A recent study has shown that private dental practice profits have shown signs of recovery reporting the first increase since 2007/08.
The study, conducted by Humphrey and Co, a NASDAL (National Association of Specialist Dental Accountants and Lawyers) firm, looked at the profits of 600 practices (made up of 650 principals and 600 associates) around the UK.
The average net profit per principal for an NHS practice came to £125,958 for 2012/13 and £124,086 for a private practice.
The statistics show profits for private dentists have risen over the past year whilst NHS profits have dropped, resulting in the two almost being equal.
An increase in expenses has affected both NHS and private practices, but private practices have been better able to adapt to these changes.
Nick Ledingham, chairman of NASDAL, explained: ‘Private practices have flexibility over the work they carry out and the patients they see, so they can absorb any increase in costs, NHS practices have no control over activity levels or prices.’

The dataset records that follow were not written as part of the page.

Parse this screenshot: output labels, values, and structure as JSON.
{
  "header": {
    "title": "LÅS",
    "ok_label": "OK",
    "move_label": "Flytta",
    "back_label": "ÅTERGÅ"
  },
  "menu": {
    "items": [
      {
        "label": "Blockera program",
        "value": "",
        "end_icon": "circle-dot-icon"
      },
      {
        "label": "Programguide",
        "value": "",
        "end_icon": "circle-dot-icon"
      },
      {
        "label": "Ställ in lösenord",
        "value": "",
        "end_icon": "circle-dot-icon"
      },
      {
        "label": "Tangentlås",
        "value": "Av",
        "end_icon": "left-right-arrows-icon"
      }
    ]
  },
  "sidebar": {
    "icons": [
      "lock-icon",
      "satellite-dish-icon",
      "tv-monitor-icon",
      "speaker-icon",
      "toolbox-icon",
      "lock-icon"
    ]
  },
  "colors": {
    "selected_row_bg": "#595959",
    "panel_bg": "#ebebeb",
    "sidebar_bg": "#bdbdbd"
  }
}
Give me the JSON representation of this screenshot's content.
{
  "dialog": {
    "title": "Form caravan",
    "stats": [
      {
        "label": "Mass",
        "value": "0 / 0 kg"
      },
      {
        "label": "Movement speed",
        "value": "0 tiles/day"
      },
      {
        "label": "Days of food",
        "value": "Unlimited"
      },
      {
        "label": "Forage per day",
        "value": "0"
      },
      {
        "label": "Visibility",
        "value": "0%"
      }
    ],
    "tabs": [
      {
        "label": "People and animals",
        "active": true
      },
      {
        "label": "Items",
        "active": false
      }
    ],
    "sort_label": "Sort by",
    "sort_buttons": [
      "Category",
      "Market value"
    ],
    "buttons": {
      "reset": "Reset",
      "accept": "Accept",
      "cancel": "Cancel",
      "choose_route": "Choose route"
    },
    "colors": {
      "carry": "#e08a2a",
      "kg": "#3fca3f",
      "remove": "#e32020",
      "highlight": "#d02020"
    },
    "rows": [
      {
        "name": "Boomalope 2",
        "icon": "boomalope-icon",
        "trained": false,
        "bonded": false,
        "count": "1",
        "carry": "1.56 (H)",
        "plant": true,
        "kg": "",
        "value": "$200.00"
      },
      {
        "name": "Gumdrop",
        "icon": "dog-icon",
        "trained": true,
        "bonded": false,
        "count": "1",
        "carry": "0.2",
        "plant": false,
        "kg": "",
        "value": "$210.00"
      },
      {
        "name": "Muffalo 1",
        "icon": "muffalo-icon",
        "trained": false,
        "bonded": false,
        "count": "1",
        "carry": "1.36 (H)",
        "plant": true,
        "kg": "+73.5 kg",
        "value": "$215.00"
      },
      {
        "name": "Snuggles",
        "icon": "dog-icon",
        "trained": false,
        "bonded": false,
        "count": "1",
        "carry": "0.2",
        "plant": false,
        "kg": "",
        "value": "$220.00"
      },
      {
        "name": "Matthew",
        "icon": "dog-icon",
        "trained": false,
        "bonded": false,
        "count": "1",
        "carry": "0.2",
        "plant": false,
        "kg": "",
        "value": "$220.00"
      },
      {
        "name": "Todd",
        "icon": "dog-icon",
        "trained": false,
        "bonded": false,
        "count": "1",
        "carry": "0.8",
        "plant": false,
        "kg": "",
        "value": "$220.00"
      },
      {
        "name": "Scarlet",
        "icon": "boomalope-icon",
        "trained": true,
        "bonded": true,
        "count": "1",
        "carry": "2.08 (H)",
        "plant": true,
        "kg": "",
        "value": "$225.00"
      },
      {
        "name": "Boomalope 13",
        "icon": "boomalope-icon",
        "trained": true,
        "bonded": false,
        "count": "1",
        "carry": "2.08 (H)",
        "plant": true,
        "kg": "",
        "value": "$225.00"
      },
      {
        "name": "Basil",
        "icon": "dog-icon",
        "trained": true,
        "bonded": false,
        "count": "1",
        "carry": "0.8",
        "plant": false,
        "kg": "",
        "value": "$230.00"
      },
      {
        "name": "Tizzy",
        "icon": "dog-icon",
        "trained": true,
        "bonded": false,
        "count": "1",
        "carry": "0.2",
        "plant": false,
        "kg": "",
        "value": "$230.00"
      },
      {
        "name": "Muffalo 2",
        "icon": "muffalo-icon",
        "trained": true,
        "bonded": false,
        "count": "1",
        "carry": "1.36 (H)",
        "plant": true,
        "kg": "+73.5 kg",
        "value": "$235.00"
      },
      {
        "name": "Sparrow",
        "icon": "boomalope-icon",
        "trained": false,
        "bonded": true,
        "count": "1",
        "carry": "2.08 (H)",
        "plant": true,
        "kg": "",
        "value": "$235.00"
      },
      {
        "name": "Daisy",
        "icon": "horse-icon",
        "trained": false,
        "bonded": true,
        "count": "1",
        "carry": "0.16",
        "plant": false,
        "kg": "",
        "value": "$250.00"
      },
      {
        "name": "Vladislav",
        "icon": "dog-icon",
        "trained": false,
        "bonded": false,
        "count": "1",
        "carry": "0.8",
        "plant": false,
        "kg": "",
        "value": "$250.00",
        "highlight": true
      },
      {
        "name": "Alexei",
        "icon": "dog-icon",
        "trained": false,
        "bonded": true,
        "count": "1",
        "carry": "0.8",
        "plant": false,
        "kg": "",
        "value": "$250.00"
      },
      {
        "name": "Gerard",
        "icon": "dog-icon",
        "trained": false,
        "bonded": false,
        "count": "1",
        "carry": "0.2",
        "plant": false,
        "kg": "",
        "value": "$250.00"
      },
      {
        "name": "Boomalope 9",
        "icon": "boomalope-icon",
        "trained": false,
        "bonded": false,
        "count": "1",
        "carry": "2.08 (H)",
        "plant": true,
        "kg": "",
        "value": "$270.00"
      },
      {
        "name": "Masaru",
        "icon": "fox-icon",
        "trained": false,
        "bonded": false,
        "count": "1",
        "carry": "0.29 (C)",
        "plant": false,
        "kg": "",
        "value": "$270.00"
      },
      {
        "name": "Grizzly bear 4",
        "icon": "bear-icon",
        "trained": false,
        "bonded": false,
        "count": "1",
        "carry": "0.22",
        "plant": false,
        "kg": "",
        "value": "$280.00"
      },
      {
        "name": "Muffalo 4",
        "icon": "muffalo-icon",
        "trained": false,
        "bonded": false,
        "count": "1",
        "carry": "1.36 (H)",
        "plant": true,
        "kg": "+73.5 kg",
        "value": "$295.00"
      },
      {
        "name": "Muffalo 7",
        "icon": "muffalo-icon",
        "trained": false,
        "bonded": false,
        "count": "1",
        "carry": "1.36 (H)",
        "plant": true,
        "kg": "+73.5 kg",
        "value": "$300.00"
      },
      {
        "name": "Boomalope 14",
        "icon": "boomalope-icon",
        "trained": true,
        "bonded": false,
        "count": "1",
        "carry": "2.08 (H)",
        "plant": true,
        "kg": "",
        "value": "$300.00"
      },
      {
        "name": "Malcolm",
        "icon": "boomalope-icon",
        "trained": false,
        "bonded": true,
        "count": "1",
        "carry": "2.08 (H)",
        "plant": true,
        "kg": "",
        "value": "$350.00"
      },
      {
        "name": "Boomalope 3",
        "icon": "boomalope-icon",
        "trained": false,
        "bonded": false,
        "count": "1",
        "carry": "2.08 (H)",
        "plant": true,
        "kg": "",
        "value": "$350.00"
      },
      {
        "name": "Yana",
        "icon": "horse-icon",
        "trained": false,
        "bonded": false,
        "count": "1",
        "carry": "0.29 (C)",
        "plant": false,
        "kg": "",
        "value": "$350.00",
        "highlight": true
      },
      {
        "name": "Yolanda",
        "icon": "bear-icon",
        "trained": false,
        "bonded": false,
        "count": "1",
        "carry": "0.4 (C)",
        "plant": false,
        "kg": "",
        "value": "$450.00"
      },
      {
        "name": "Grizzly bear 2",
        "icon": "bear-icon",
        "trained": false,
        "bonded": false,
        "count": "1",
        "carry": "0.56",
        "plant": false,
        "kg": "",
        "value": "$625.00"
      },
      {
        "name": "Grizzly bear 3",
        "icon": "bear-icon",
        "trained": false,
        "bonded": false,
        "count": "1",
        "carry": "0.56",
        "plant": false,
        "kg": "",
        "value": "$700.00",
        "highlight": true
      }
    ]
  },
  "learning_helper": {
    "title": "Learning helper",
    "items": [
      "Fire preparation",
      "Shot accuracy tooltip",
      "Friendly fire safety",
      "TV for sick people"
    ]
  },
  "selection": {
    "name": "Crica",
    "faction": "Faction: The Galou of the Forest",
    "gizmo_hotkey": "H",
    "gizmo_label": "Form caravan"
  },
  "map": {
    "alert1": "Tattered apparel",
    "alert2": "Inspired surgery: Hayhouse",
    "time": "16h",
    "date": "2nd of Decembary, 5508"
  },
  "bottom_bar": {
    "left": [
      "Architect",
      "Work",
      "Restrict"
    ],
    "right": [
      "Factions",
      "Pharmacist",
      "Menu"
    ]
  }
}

Overall profits in dental practices across the whole industry have shown very little change from the previous year.
Ian Simpson, from Humphrey and Co and who is responsible for the stats, said: ‘Private practices have experienced a slight reduction in fee income, but a large saving in costs.
‘With this being the first time we have reported an increase in private practice profits since 2007/08, are we starting to see signs of a recovery?’
Alan Suggett, NASDAL technical committee member, took the opportunity to voice his concern over the sharp increase in dental practice valuations recently.
Valuations have traditionally followed the amount practices have sold for (around 100% of gross fee income).
However, since January 2014, valuations have shot up to 128% of gross fee income and Alan has suggested sale values may well follow.
Alan concluded: ‘I think some valuers are getting very excited and are trying to push the market up.’